I continued to try to understand why the DP period was often neglected while on a trip to Germany, where I visited the places my parents stayed in Bad Reichenhall. I soon discovered that the Jewish DPs were not the only ones who seldom spoke about that era.
As Grossmann points out in her book “Jews, Germans and Allies,” the only jobs available for many Germans was working in the DP camps, where the tasks were often quite menial. I could not help but notice a great irony of history: Only a few years after German leaders had described the Jews as vermin, many Germans found themselves washing the clothes of Jews and scrubbing their toilets.
Despite the shame many Germans may have felt about those days, some of their descendants have found it important to reflect on that period. Last May the town of Feldafing planned a memorial event to commemorate 75 years since the founding of the DP camp.
“It was difficult to get local support as people are very reluctant to talk about those days, but in the end we succeeded,” says Claudia Sack, a German sculptor whose father was employed in the Feldafing DP camp and who, along with the local mayor, helped plan the event. “Unfortunately, the coronavirus crisis made us cancel the event, which was to include a delegation of former Feldafing DPs from abroad.”
Finally, one other reason why the DP phenomenon has often faded into the background seems to be related to the relatively late stage in the lives of the survivors when the rest of the world started to take an interest in them.
During the 1950s and ’60s, those survivors who did talk about their experiences usually only found listening ears in their families or limited Jewish circles. This was certainly the case for my parents and their survivor friends in Canada, where they lived after immigrating there in 1949.

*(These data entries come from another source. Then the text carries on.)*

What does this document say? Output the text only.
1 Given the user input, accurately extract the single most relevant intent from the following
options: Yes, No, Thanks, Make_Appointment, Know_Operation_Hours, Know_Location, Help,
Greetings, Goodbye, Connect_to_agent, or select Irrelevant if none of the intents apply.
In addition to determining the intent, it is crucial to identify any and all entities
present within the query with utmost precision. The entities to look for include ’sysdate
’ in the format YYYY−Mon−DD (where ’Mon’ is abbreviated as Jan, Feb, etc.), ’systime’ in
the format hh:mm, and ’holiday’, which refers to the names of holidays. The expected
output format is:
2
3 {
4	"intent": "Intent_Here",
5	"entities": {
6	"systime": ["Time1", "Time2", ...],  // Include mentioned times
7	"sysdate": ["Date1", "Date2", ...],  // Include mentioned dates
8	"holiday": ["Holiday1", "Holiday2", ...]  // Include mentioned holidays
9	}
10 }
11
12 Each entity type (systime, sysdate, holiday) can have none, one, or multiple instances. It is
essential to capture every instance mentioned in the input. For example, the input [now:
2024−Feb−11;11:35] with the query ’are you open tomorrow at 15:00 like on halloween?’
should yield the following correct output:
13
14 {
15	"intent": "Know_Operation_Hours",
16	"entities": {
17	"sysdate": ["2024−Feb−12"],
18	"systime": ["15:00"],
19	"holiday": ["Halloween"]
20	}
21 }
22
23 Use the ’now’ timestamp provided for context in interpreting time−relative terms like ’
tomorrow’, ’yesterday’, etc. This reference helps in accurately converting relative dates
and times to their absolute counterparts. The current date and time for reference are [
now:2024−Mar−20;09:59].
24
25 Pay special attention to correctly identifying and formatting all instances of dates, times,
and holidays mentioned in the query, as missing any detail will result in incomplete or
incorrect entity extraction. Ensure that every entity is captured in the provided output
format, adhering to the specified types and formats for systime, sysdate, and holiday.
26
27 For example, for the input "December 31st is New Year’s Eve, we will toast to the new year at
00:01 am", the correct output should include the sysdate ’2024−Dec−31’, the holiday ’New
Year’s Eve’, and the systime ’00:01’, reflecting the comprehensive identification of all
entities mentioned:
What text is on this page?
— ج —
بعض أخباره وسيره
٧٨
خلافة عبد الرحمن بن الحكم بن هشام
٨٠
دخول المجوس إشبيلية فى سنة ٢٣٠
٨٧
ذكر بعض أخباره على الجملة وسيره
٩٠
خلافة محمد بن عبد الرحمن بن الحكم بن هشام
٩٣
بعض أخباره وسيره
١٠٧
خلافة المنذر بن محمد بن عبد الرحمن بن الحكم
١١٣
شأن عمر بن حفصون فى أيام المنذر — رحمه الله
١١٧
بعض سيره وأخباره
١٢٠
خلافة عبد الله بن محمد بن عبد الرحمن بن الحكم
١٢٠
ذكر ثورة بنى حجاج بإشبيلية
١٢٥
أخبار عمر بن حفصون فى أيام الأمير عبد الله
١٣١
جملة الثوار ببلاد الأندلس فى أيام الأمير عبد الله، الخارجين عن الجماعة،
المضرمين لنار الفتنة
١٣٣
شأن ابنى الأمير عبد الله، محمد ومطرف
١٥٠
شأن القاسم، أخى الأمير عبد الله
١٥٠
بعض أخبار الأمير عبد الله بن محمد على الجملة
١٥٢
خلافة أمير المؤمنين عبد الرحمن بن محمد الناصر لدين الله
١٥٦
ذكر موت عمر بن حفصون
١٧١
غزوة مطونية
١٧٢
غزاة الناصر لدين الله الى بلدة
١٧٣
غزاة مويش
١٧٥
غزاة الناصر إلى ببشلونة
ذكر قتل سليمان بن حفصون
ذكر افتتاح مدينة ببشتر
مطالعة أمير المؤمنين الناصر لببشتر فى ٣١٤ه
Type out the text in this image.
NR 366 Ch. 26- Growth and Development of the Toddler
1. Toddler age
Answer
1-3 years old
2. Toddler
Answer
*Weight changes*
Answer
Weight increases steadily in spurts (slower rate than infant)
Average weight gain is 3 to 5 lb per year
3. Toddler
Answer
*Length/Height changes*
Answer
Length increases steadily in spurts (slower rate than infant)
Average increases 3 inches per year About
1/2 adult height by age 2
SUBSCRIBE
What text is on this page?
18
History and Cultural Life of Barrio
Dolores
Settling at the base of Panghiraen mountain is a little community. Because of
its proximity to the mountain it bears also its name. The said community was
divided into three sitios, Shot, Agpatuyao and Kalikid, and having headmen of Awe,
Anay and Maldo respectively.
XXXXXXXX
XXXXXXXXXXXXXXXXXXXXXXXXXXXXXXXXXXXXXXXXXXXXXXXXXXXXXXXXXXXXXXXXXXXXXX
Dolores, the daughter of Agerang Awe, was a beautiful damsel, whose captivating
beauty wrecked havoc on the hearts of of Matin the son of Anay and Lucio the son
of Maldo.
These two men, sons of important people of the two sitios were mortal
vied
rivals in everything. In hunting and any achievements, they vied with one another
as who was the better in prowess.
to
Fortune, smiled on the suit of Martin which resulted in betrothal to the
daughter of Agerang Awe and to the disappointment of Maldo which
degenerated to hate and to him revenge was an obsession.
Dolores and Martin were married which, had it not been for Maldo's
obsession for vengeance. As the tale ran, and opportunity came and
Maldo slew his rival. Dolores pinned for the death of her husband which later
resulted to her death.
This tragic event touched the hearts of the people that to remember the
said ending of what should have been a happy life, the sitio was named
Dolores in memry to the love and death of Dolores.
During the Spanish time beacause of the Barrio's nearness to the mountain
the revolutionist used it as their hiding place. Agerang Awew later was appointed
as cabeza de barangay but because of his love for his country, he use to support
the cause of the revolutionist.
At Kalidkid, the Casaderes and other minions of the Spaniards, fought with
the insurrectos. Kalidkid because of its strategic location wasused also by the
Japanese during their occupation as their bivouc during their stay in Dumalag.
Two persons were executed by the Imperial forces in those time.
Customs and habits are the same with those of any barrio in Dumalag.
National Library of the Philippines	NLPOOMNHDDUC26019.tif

Consequently, when the day of recognition for the survivors did come, it was the stories of the Holocaust that people wanted to hear. The days of the DP camps were seldom asked about, and the topsy-turvy events of a period when the tables were turned on victims and perpetrators didn’t fit the narrative of the genocide.
As I look once again at the photos, even after all the explanations and speculations, in some ways the truth of what those days were really like continues to elude me. Yet, as Mazliach pointed out: “Now that our parents are no longer here to tell their stories, it’s up to our generation to pass on whatever we can.”